The Ministry of Finance and Economics, on the assignment of the President of Armenia, has worked out a new project for developing real-estate loans in Armenia.
“Not only in Armenia but in the whole world mortgage is one of the main factors of economic development,” says the head of Financial Market Development and Currency Regulation Department of the Ministry of Finances and Economics Karen Tamazyan. “There are several classical options of mortgage. We will be following them in a version adjusted to Armenia.”
According to Tamazyan mortgage has to be set up specially through real estate financing. There are several banks in Armenia who do real-estate loans. At the beginning they were charging up to 24 percent interest rate on the terms of one to two years. Today, the average is 16 percent on four to five year terms. The lowest is 14 percent, with a maximum of seven years.
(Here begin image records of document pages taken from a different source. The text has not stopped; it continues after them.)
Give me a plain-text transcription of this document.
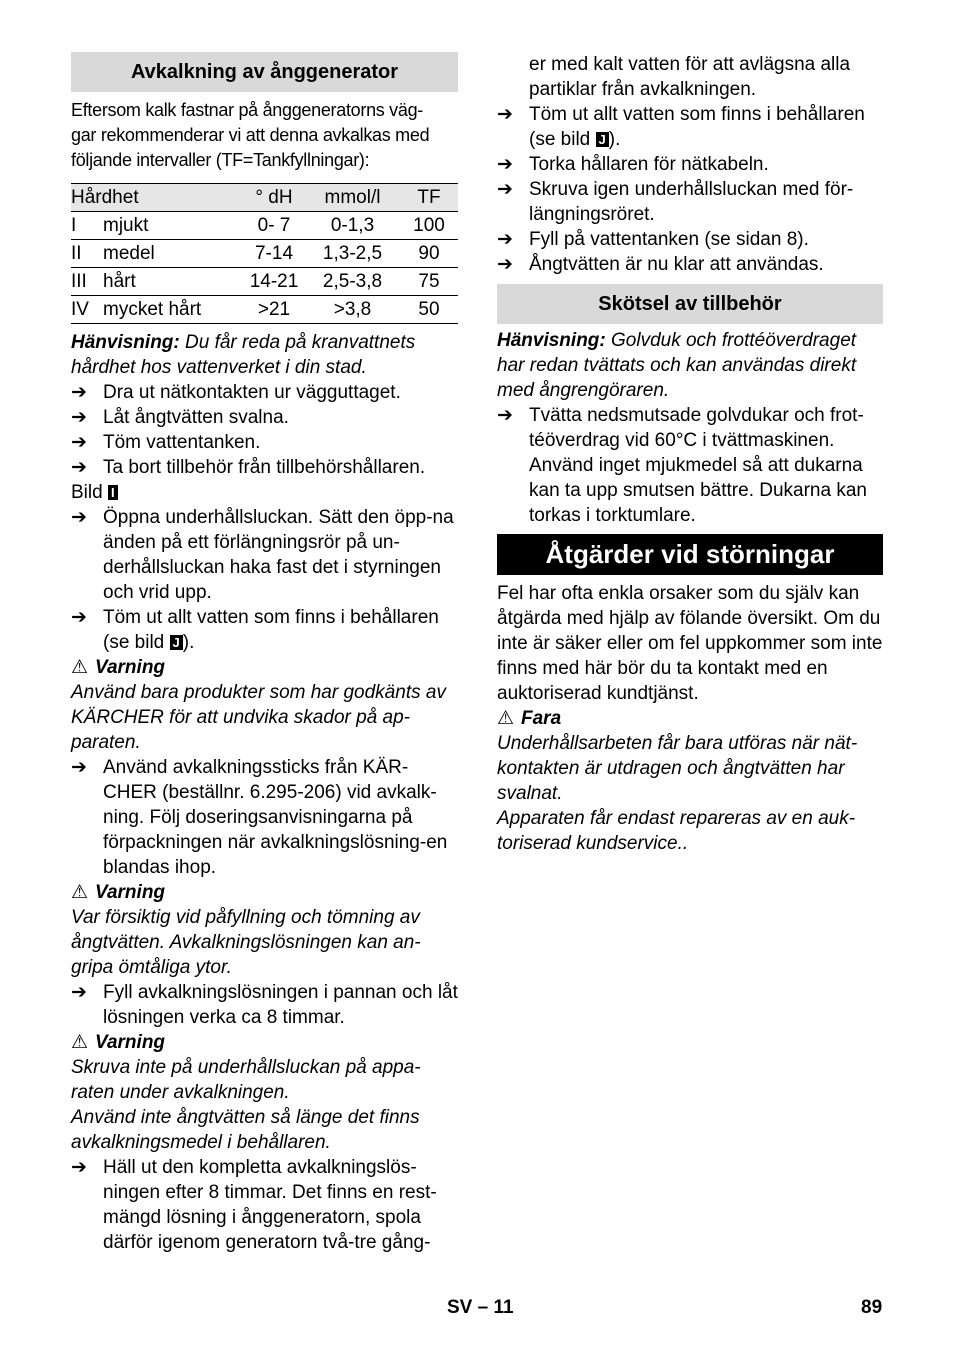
Avkalkning av ånggenerator

Eftersom kalk fastnar på ånggeneratorns väg-
gar rekommenderar vi att denna avkalkas med
följande intervaller (TF=Tankfyllningar):

Hårdhet		° dH	mmol/l	TF
I	mjukt	0- 7	0-1,3	100
II	medel	7-14	1,3-2,5	90
III	hårt	14-21	2,5-3,8	75
IV	mycket hårt	>21	>3,8	50

Hänvisning: Du får reda på kranvattnets hårdhet hos vattenverket i din stad.

➔ Dra ut nätkontakten ur vägguttaget.
➔ Låt ångtvätten svalna.
➔ Töm vattentanken.
➔ Ta bort tillbehör från tillbehörshållaren.

Bild I

➔ Öppna underhållsluckan. Sätt den öpp-na änden på ett förlängningsrör på un-derhållsluckan haka fast det i styrningen och vrid upp.
➔ Töm ut allt vatten som finns i behållaren (se bild J ).

⚠ Varning

Använd bara produkter som har godkänts av KÄRCHER för att undvika skador på ap-paraten.

➔ Använd avkalkningssticks från KÄR-CHER (beställnr. 6.295-206) vid avkalk-ning. Följ doseringsanvisningarna på förpackningen när avkalkningslösning-en blandas ihop.

⚠ Varning

Var försiktig vid påfyllning och tömning av ångtvätten. Avkalkningslösningen kan an-gripa ömtåliga ytor.

➔ Fyll avkalkningslösningen i pannan och låt lösningen verka ca 8 timmar.

⚠ Varning

Skruva inte på underhållsluckan på appa-raten under avkalkningen.

Använd inte ångtvätten så länge det finns avkalkningsmedel i behållaren.

➔ Häll ut den kompletta avkalkningslös-ningen efter 8 timmar. Det finns en rest-mängd lösning i ånggeneratorn, spola därför igenom generatorn två-tre gång-

er med kalt vatten för att avlägsna alla partiklar från avkalkningen.

➔ Töm ut allt vatten som finns i behållaren (se bild J ).
➔ Torka hållaren för nätkabeln.
➔ Skruva igen underhållsluckan med för-längningsröret.
➔ Fyll på vattentanken (se sidan 8).
➔ Ångtvätten är nu klar att användas.
Skötsel av tillbehör

Hänvisning: Golvduk och frottéöverdraget har redan tvättats och kan användas direkt med ångrengöraren.

➔ Tvätta nedsmutsade golvdukar och frot-téöverdrag vid 60°C i tvättmaskinen. Använd inget mjukmedel så att dukarna kan ta upp smutsen bättre. Dukarna kan torkas i torktumlare.
Åtgärder vid störningar

Fel har ofta enkla orsaker som du själv kan åtgärda med hjälp av fölande översikt. Om du inte är säker eller om fel uppkommer som inte finns med här bör du ta kontakt med en auktoriserad kundtjänst.

⚠ Fara

Underhållsarbeten får bara utföras när nät-kontakten är utdragen och ångtvätten har svalnat.

Apparaten får endast repareras av en auk-toriserad kundservice..

SV – 11	89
In the past two years, 40,000 loans have been applied for.
In the elaborated project of an Armenian mortgage model, the ministry will follow European examples, taking into account that Armenia is trying to integrate into the European community.
According to Tamazyan for a natural development of mortgage market first of all it is necessary that there’s an appropriate legal field and a special law on mortgage. Real-estate loans have to be given to specialized institutions or through banks.
“A specialized institution is an organization which includes and provides real-estate loans and based on the provided real estate loans sells bonds,” he explains. “Secured with these very mortgages and loans, through the means from the bonds it again provides real estate loans. It does not do any other activity.”
The other component of the Armenian model is the construction system. According to Tamazyan an individual puts a construction-saving deposit in a bank with a mutual agreement for a period of 3 to 5 years with an interest rate lower than the market.
“The low percentage gives them an opportunity later to get a real estate loan with percentage lower than at market,” he says. “We hope that in this case real estate loans will become more long term and the interest rate will become lower. Today, real estate loans are given to those who have had deposits in banks for at least a year.”
Special attention in the project is being paid to the issue of residential construction. According to Tamazyan priority will be given to those who want to buy apartments in newly constructed buildings.
“Loans are given for building construction; in return for this bonds are being sold which give a right to the bond holder to have 10 square meters’ territory in the same building. When constructions are over he will already have his apartment,” he says.
The purpose of the developed project is that there are low interest rates on long terms so that they become available for many people. According to the project loans must be for 10 years with a 12 percent interest rate.
It is hoped that a law on mortgage will pass in autumn and take effect early next year.